In a second project report, Alex T. Chow, Juang-Horng Chong, Michelle Cook, and David White (Clemson University) provide an account of a citizen scientist project that uses fireflies as an indicator of environmental quality. Counting the bioluminescent flashes of fireflies at night provides a simple way to engage students, teachers, resource managers and members of the local community in creating a collaborative firefly survey. The article describes the implementation and outcomes of a three-year project that includes service-learning, sustainability, and environmental stewardship.
In the third article, a team of faculty members and civic engagement professionals from Southwestern University—Meredith Liebl Kate Roberts, Amanda Mohammed, Megan Lowther, Erica Navaira, Anna Frankel, Suzy Pukys and Romi L. Burks—describe a partnership with local elementary schools to integrate science into an affordable afterschool program. After participating in a 10-week initiative called Science and Math Achiever Teams (SMArTeams), elementary school students showed gains in confidence, experimental design, curiosity and science enjoyment. Future directions for this project include the development of strategies to broaden elementary students’ awareness of STEM career pathways.

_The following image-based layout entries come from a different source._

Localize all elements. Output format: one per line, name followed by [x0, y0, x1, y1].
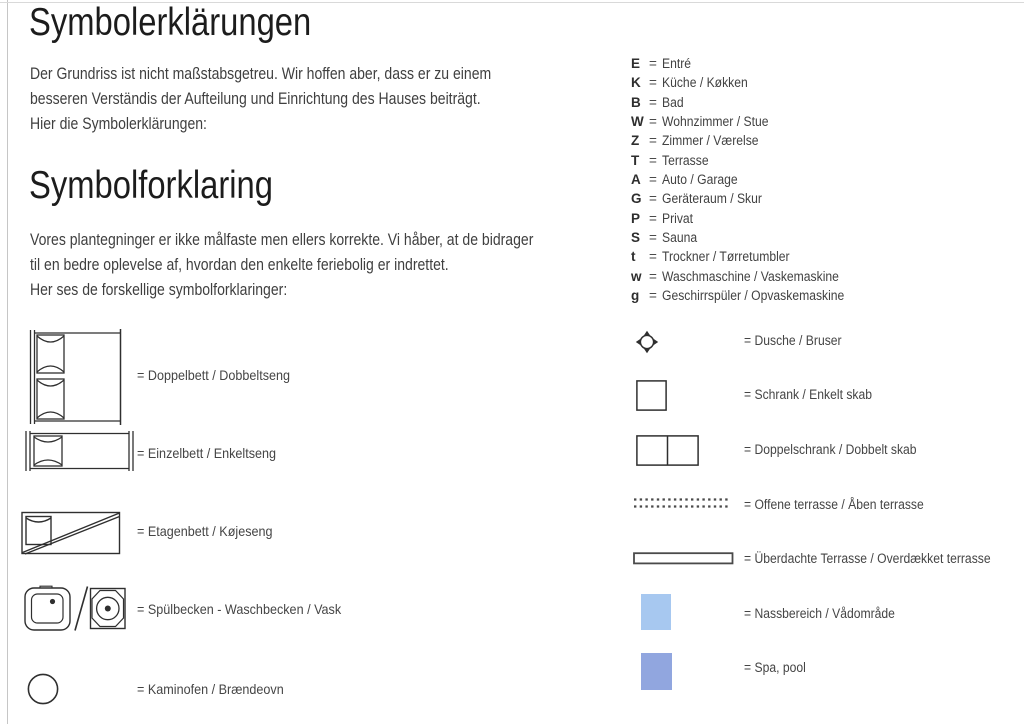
intro-danish — [30, 228, 622, 303]
intro-german — [30, 62, 573, 137]
wet-area-swatch — [641, 594, 671, 630]
wood-stove-icon — [26, 672, 60, 706]
bunk-bed-icon — [21, 507, 122, 555]
shower-icon — [635, 330, 659, 354]
slash-separator — [75, 587, 88, 631]
legend-label: = Doppelschrank / Dobbelt skab — [744, 442, 917, 457]
abbreviation-row: W = Wohnzimmer / Stue — [631, 114, 769, 130]
abbreviation-row: A = Auto / Garage — [631, 172, 738, 188]
abbreviation-row: S = Sauna — [631, 230, 698, 246]
intro-danish-line: til en bedre oplevelse af, hvordan den enkelte feriebolig er indrettet. — [30, 256, 449, 274]
legend-label: = Etagenbett / Køjeseng — [137, 523, 273, 539]
abbreviation-row: w = Waschmaschine / Vaskemaskine — [631, 268, 839, 284]
abbreviation-row: P = Privat — [631, 210, 694, 226]
intro-german-line: besseren Verständis der Aufteilung und Einrichtung des Hauses beiträgt. — [30, 90, 481, 108]
covered-terrace-icon — [633, 552, 734, 565]
intro-german-line: Hier die Symbolerklärungen: — [30, 115, 207, 133]
page-title-danish: Symbolforklaring — [29, 164, 273, 207]
legend-label: = Dusche / Bruser — [744, 333, 842, 348]
legend-label: = Doppelbett / Dobbeltseng — [137, 367, 291, 383]
double-cupboard-icon — [636, 435, 699, 466]
intro-danish-line: Her ses de forskellige symbolforklaringer: — [30, 281, 288, 299]
legend-label: = Spülbecken - Waschbecken / Vask — [137, 601, 342, 617]
intro-german-line: Der Grundriss ist nicht maßstabsgetreu. Wir hoffen aber, dass er zu einem — [30, 65, 492, 83]
abbreviation-row: Z = Zimmer / Værelse — [631, 133, 759, 149]
legend-label: = Einzelbett / Enkeltseng — [137, 445, 277, 461]
legend-label: = Schrank / Enkelt skab — [744, 387, 872, 402]
intro-danish-line: Vores plantegninger er ikke målfaste men ellers korrekte. Vi håber, at de bidrager — [30, 231, 534, 249]
sink-washbasin-icons — [24, 585, 126, 633]
abbreviation-row: E = Entré — [631, 56, 692, 71]
abbreviation-row: T = Terrasse — [631, 152, 709, 168]
legend-label: = Kaminofen / Brændeovn — [137, 681, 284, 697]
cupboard-icon — [636, 380, 667, 411]
legend-label: = Nassbereich / Vådområde — [744, 606, 895, 621]
legend-label: = Überdachte Terrasse / Overdækket terrasse — [744, 551, 991, 566]
abbreviation-row: g = Geschirrspüler / Opvaskemaskine — [631, 288, 845, 304]
abbreviation-row: B = Bad — [631, 94, 684, 110]
page-title-german: Symbolerklärungen — [29, 1, 312, 44]
spa-pool-swatch — [641, 653, 672, 690]
page-left-border — [7, 0, 8, 724]
legend-label: = Offene terrasse / Åben terrasse — [744, 497, 924, 512]
abbreviation-row: G = Geräteraum / Skur — [631, 191, 762, 207]
abbreviation-row: K = Küche / Køkken — [631, 75, 748, 91]
abbreviation-row: t = Trockner / Tørretumbler — [631, 249, 790, 265]
single-bed-icon — [24, 431, 135, 471]
abbreviation-list — [631, 54, 865, 305]
double-bed-icon — [28, 329, 125, 425]
legend-label: = Spa, pool — [744, 660, 806, 675]
open-terrace-icon — [633, 496, 729, 510]
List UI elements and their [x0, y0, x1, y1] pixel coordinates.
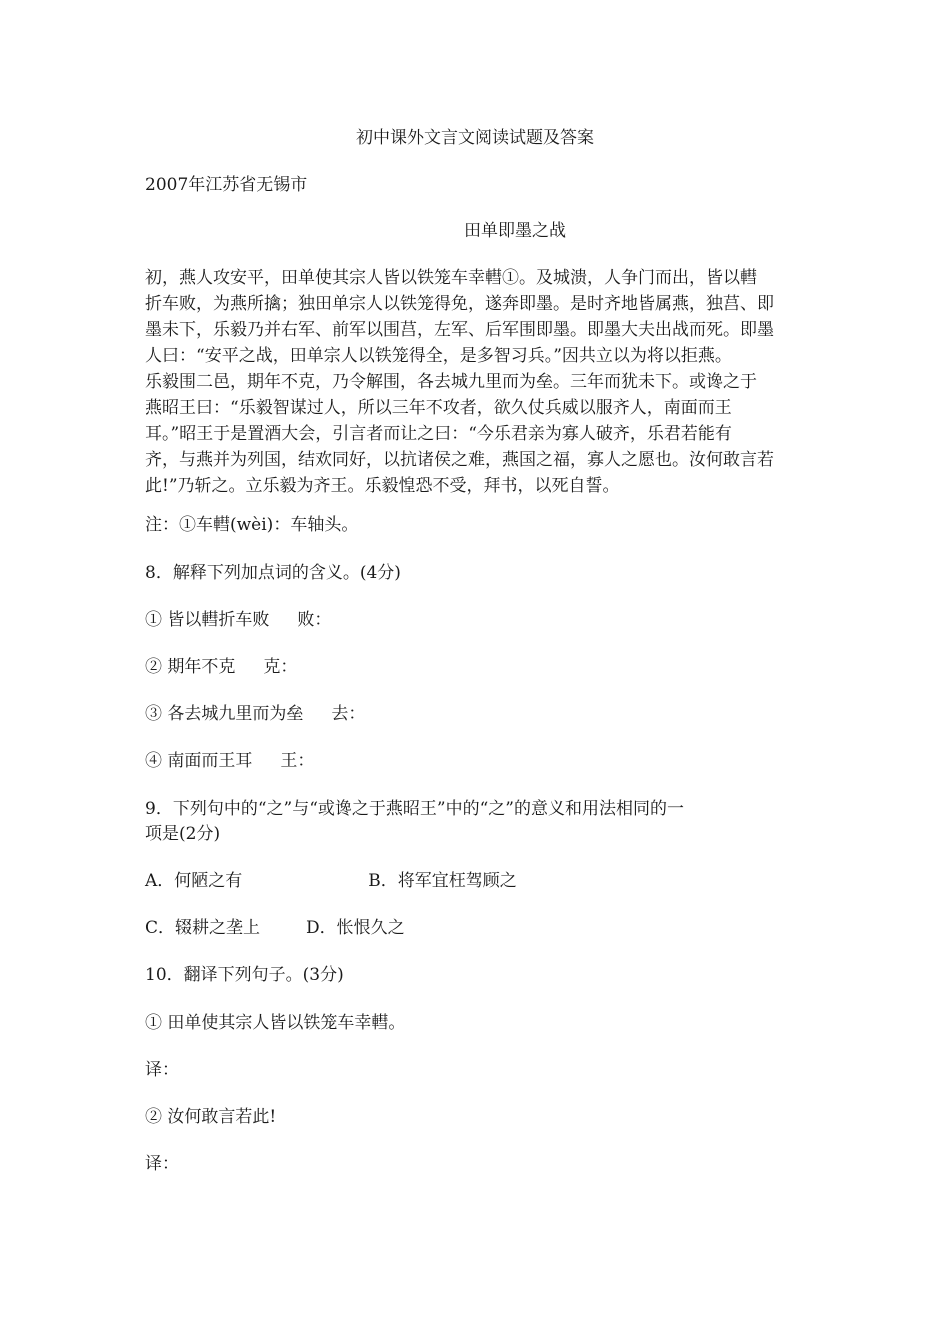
- passage-line: 燕昭王曰：“乐毅智谋过人，所以三年不攻者，欲久仗兵威以服齐人，南面而王: [145, 398, 732, 418]
- source-line: 2007年江苏省无锡市: [145, 175, 308, 195]
- question-10-item: ② 汝何敢言若此!: [145, 1107, 277, 1127]
- q8-word: 克：: [263, 657, 298, 677]
- option-a: A．何陋之有: [145, 871, 243, 891]
- passage-line: 折车败，为燕所擒；独田单宗人以铁笼得免，遂奔即墨。是时齐地皆属燕，独莒、即: [145, 294, 774, 314]
- q8-word: 败：: [297, 610, 332, 630]
- option-c: C．辍耕之垄上: [145, 918, 261, 938]
- q8-sentence: ① 皆以轊折车败: [145, 610, 270, 630]
- q8-sentence: ② 期年不克: [145, 657, 236, 677]
- passage-line: 初，燕人攻安平，田单使其宗人皆以铁笼车幸轊①。及城溃，人争门而出，皆以轊: [145, 268, 757, 288]
- question-9-stem-line: 项是(2分): [145, 824, 221, 844]
- question-9-stem-line: 9．下列句中的“之”与“或谗之于燕昭王”中的“之”的意义和用法相同的一: [145, 799, 684, 819]
- passage-line: 耳。”昭王于是置酒大会，引言者而让之曰：“今乐君亲为寡人破齐，乐君若能有: [145, 424, 732, 444]
- question-8-item: [145, 702, 365, 726]
- question-8-item: [145, 749, 314, 773]
- passage-title: 田单即墨之战: [464, 221, 566, 241]
- answer-label: 译：: [145, 1154, 179, 1174]
- option-d: D．怅恨久之: [306, 918, 405, 938]
- question-10-item: ① 田单使其宗人皆以铁笼车幸轊。: [145, 1013, 406, 1033]
- q8-word: 去：: [331, 704, 366, 724]
- question-9-options-row: [145, 869, 517, 893]
- passage-line: 齐，与燕并为列国，结欢同好，以抗诸侯之难，燕国之福，寡人之愿也。汝何敢言若: [145, 450, 774, 470]
- question-8-stem: 8．解释下列加点词的含义。(4分): [145, 563, 401, 583]
- q8-sentence: ④ 南面而王耳: [145, 751, 253, 771]
- answer-label: 译：: [145, 1060, 179, 1080]
- q8-sentence: ③ 各去城九里而为垒: [145, 704, 304, 724]
- question-9-options-row: [145, 916, 405, 940]
- passage-paragraph: [145, 265, 810, 499]
- q8-word: 王：: [280, 751, 315, 771]
- footnote: 注：①车轊(wèi)：车轴头。: [145, 515, 359, 535]
- passage-line: 墨未下，乐毅乃并右军、前军以围莒，左军、后军围即墨。即墨大夫出战而死。即墨: [145, 320, 774, 340]
- option-b: B．将军宜枉驾顾之: [368, 871, 517, 891]
- passage-line: 乐毅围二邑，期年不克，乃令解围，各去城九里而为垒。三年而犹未下。或谗之于: [145, 372, 757, 392]
- question-8-item: [145, 655, 297, 679]
- passage-line: 此!”乃斩之。立乐毅为齐王。乐毅惶恐不受，拜书，以死自誓。: [145, 476, 620, 496]
- question-8-item: [145, 608, 331, 632]
- passage-line: 人曰：“安平之战，田单宗人以铁笼得全，是多智习兵。”因共立以为将以拒燕。: [145, 346, 732, 366]
- question-10-stem: 10．翻译下列句子。(3分): [145, 965, 344, 985]
- document-title: 初中课外文言文阅读试题及答案: [356, 128, 594, 148]
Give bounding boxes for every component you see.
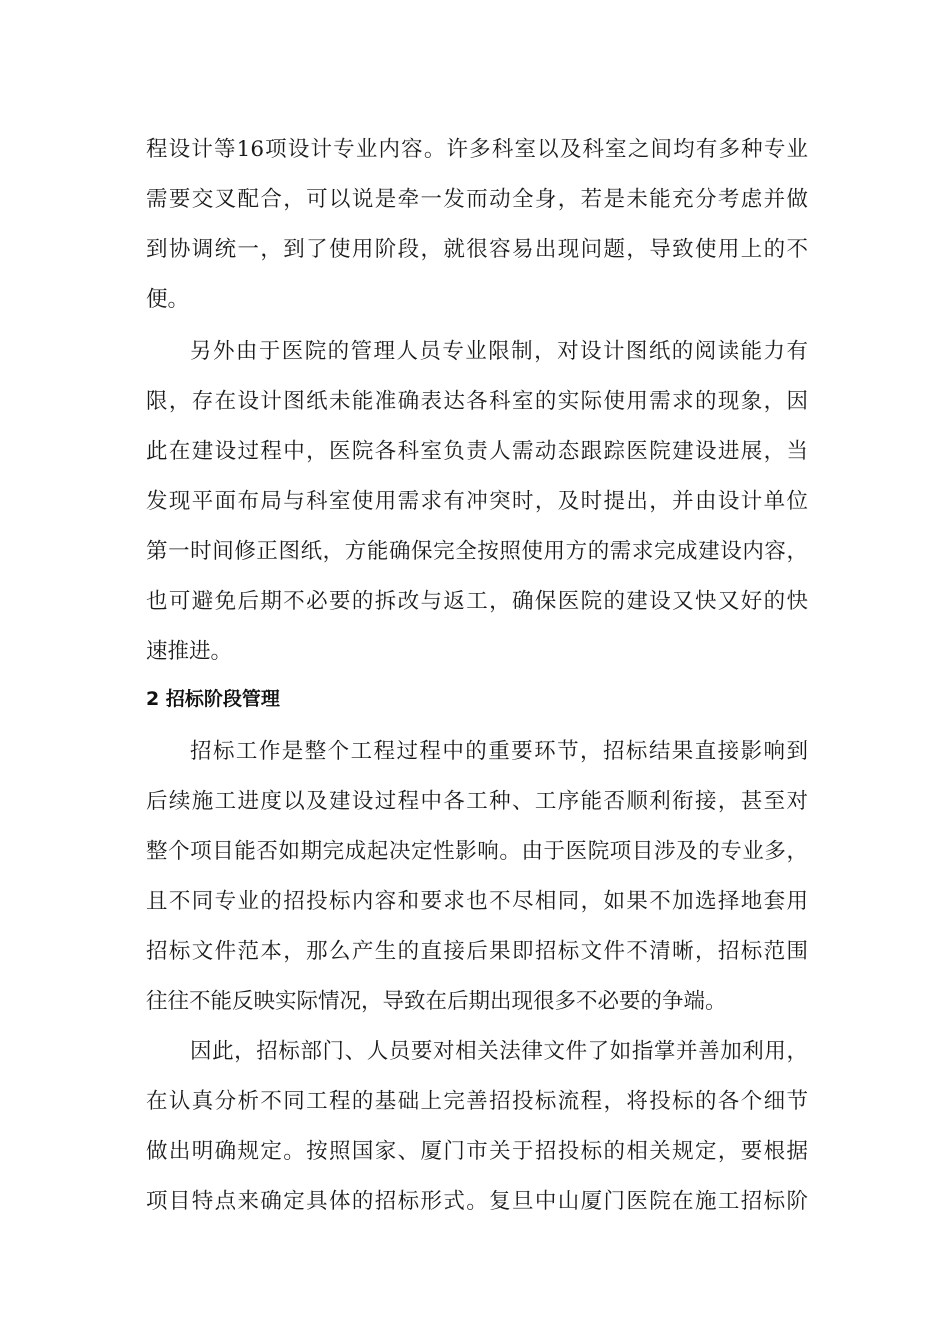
text-line: 也可避免后期不必要的拆改与返工，确保医院的建设又快又好的快 <box>146 589 808 614</box>
text-line: 便。 <box>146 287 190 312</box>
text-line: 另外由于医院的管理人员专业限制，对设计图纸的阅读能力有 <box>190 339 808 364</box>
text-line: 后续施工进度以及建设过程中各工种、工序能否顺利衔接，甚至对 <box>146 789 808 814</box>
text-line: 做出明确规定。按照国家、厦门市关于招投标的相关规定，要根据 <box>146 1139 808 1164</box>
text-line: 项目特点来确定具体的招标形式。复旦中山厦门医院在施工招标阶 <box>146 1189 808 1214</box>
text-line: 速推进。 <box>146 639 233 664</box>
text-line: 第一时间修正图纸，方能确保完全按照使用方的需求完成建设内容， <box>146 539 808 564</box>
text-line: 且不同专业的招投标内容和要求也不尽相同，如果不加选择地套用 <box>146 889 808 914</box>
text-line: 需要交叉配合，可以说是牵一发而动全身，若是未能充分考虑并做 <box>146 187 808 212</box>
text-line: 程设计等16项设计专业内容。许多科室以及科室之间均有多种专业 <box>146 137 808 162</box>
text-line: 在认真分析不同工程的基础上完善招投标流程，将投标的各个细节 <box>146 1089 808 1114</box>
section-heading: 2 招标阶段管理 <box>146 688 280 710</box>
text-line: 招标文件范本，那么产生的直接后果即招标文件不清晰，招标范围 <box>146 939 808 964</box>
text-line: 发现平面布局与科室使用需求有冲突时，及时提出，并由设计单位 <box>146 489 808 514</box>
text-line: 招标工作是整个工程过程中的重要环节，招标结果直接影响到 <box>190 739 808 764</box>
text-line: 此在建设过程中，医院各科室负责人需动态跟踪医院建设进展，当 <box>146 439 808 464</box>
text-line: 到协调统一，到了使用阶段，就很容易出现问题，导致使用上的不 <box>146 237 808 262</box>
text-line: 因此，招标部门、人员要对相关法律文件了如指掌并善加利用， <box>190 1039 808 1064</box>
text-line: 往往不能反映实际情况，导致在后期出现很多不必要的争端。 <box>146 989 727 1014</box>
text-line: 整个项目能否如期完成起决定性影响。由于医院项目涉及的专业多， <box>146 839 808 864</box>
text-line: 限，存在设计图纸未能准确表达各科室的实际使用需求的现象，因 <box>146 389 808 414</box>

The final project report in this issue is provided by a team of educators at the United States Military Academy at West Point. Matthew Baideme, Andrew Pfluger, Stephen Lewandowski, Katie Matthew, and Jeffrey Starke established a curriculum linkage between an environmental engineering course and a marketing course, with the goal of developing students’ skills at researching complex environmental issues. Students from the two courses collaborated on a semester-long project to develop sustainable environmental solutions to address community needs. A pre/post assessment of the project showed student gains in confidence, motivation, and research skills.
We wish to thank all the authors of these reports for sharing their interesting and important work with the readers of this journal.